Yes, women and girls have played major roles in frontier American literature, but on the whole they have been in the shadows of men like Jim and boys like Huck.

Cook corrects the gender imbalance, and, though she offers more than enough guys, she hones in on Bea and Agnes who keep a step or two away from “The Rangers” who stalk them and who can be as menacing as real life bounty hunters.

The trouble with The New Wilderness is that it’s too long, takes too many pages to get going, and wanders all over the place before it begins to dramatize the push and the pull between mother and daughter.

Cook might have cut the book by half, made it as compact as O Pioneers! and opened the story with a bang.

At times the writing is exciting. Also, at times the author’s psychological insights into her main characters can captivate the reader.

A dystopian fable that's set sometime in the future, when civilization has crumbled, Cook’s landscape is a mythological place called “The Wilderness State.” It’s a kind of living laboratory to test human endurance without the tools of civilization.

Not far from the Wilderness State,” there are “the Private Lands,” inhabited by people of wealth and power, and a “Manufacturing Zone.”

The wilderness folk belong to two main groups, “The Originalists” and “The Newcomers.” Jack London presented very similar categories in his novels and tales set in the ice and snow of the Yukon.

Like Cooper, whom he aimed to mimic, London had Indian characters who seem like cardboard cutouts.

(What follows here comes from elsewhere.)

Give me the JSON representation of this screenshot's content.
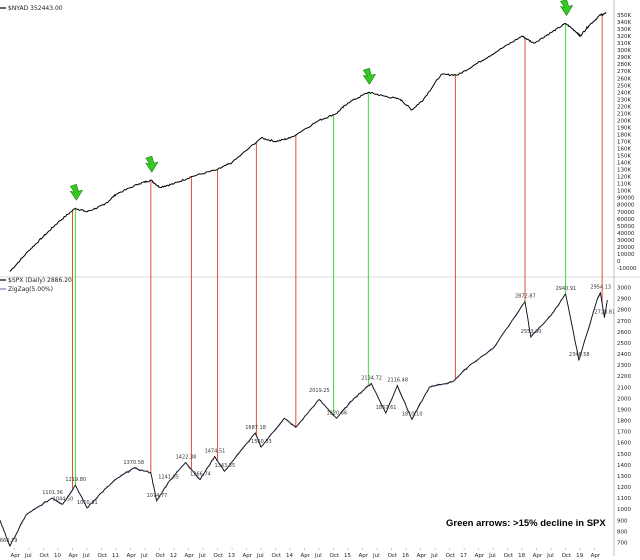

London also had dogs named Buck, White Fang, and Batard.

Cook has plenty of animals, but she wisely doesn’t have Indians. Most white writers, including Cooper, have faltered when they tried to depict fictional members of Native American tribes. 

As Luther Standing Bear wrote in Land of the Spotted Eagle, “Only to the white man was nature a “Wilderness and only to him was the land ‘infected with wild animals’ and ‘savage’ people.”

Few Americans had understood that perspective.

In Part VII of The New Wilderness, which is titled “The Roundup,” Cook chronicles the war between “The Rangers” and the folk who hear to live in the wild.

She introduces a new group called “The Maverick” who might have appeared in Part I, which is called “The Ballad of Beatrice” and that begins with an abortion and the death of a girl that doesn’t have the emotional punch it might have had. 

Cook packs a great many wilderness metaphors, tropes and images in The New Wilderness. She’s clearly familiar with the literary legacy of writing about trees, woods, and forests.

Fans of wilderness writing might discover that the book appeals to their sensibilities. Readers who find the going rough at the beginning of Cook’s novel might persevere.